The city's 13-year-old AccuVote voting machines still work fine, but they are no longer being manufactured. City Clerk Tim Spanos is asking for $115,700 to replace them with new Imagecast Precinct Optical Scan Tabulators and ballot boxes.

The money for the new machines is tucked into $4.65 million worth of capital requests before the city council finance committee Thursday night. If the committee recommends the spending, the proposal will go to the full council for approval next week.

Spanos said the new voting machines will be an upgrade for the city.

"It's more in tune with today's technology," he said of the Imagecast system.

Since the city's current voting machines are no longer being manufactured, Spanos said it will become more difficult to find parts for them if they break down.

He said the new voting machines will be more reliable, has a full audit capability and has state-of-the-art security.

"The new system will provide a secure voting system for the city for the next 10 to 15 years," Spanos wrote.

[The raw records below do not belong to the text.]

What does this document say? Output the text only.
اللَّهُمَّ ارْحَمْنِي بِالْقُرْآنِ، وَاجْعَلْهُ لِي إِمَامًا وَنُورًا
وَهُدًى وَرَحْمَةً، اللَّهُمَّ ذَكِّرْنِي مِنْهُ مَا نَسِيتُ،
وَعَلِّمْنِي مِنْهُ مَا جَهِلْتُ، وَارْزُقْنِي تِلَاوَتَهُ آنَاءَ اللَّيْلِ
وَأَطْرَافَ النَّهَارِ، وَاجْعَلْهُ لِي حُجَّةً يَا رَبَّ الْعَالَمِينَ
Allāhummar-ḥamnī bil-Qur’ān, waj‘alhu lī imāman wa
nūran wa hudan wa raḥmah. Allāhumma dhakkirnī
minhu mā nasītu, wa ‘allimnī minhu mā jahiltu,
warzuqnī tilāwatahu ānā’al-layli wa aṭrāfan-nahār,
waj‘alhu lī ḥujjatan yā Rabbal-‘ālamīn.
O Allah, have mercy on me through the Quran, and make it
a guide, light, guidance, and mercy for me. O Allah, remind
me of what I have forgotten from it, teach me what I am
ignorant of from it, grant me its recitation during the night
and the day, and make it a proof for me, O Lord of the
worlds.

The purchase price includes 19 ImageCast Precinct bundles, which includes tabulators and ballot boxes for the city's 19 precincts, plus three spare tabulators. "The purchase price also includes a post warranty maintenance fee, firmware license, two training sessions, on site coverage for testing, and on site coverage for the first election.

"It is critical that the city purchase the new voting system this year and be online for the September/November 2019 election cycle in order to prepare for the 2020 elections cycle (March, September and November)," Spanos wrote.

This is Spanos' second attempt to put a new voting system in place. He became city clerk in July 2005, and the city switched to the AccuVote system in 2007, the same year AccuVote's parent company stopped making the machines.

Spanos is set to retire at the end of this year. He had originally planned to retire June 30, but he delayed it partly to oversee the voting machines' replacement.

The old voting machines will be traded in and the company will use them for spare parts.

Spanos said quite a few municipalities are facing having to replace the old AccuVote voting machines.

Danvers Town Clerk Joseph Collins said the town is getting the new ImageCast voting machines in time for the May Town Election.

Beverly City Clerk Wes Slate said the city replaced its AccuVote machines a couple of years ago with ImageCast voting machines. The city purchased 12 machines for the city's 12 precincts plus a spare for $74,947.

"The clerks tend to share information among us," Slate said, "because we follow the same requirements."

Slate said the city used the ImageCast for the first time during the 2017 municipal election.

Beverly had been setting aside money in its budget to purchase new voting machines, and finally pulled the trigger when two different AccuVote machines failed during an election. Slate said officials at the time were able to repair the machines, which were 20 years old.

©2019 The Salem News (Beverly, Mass.). Distributed by Tribune Content Agency, LLC.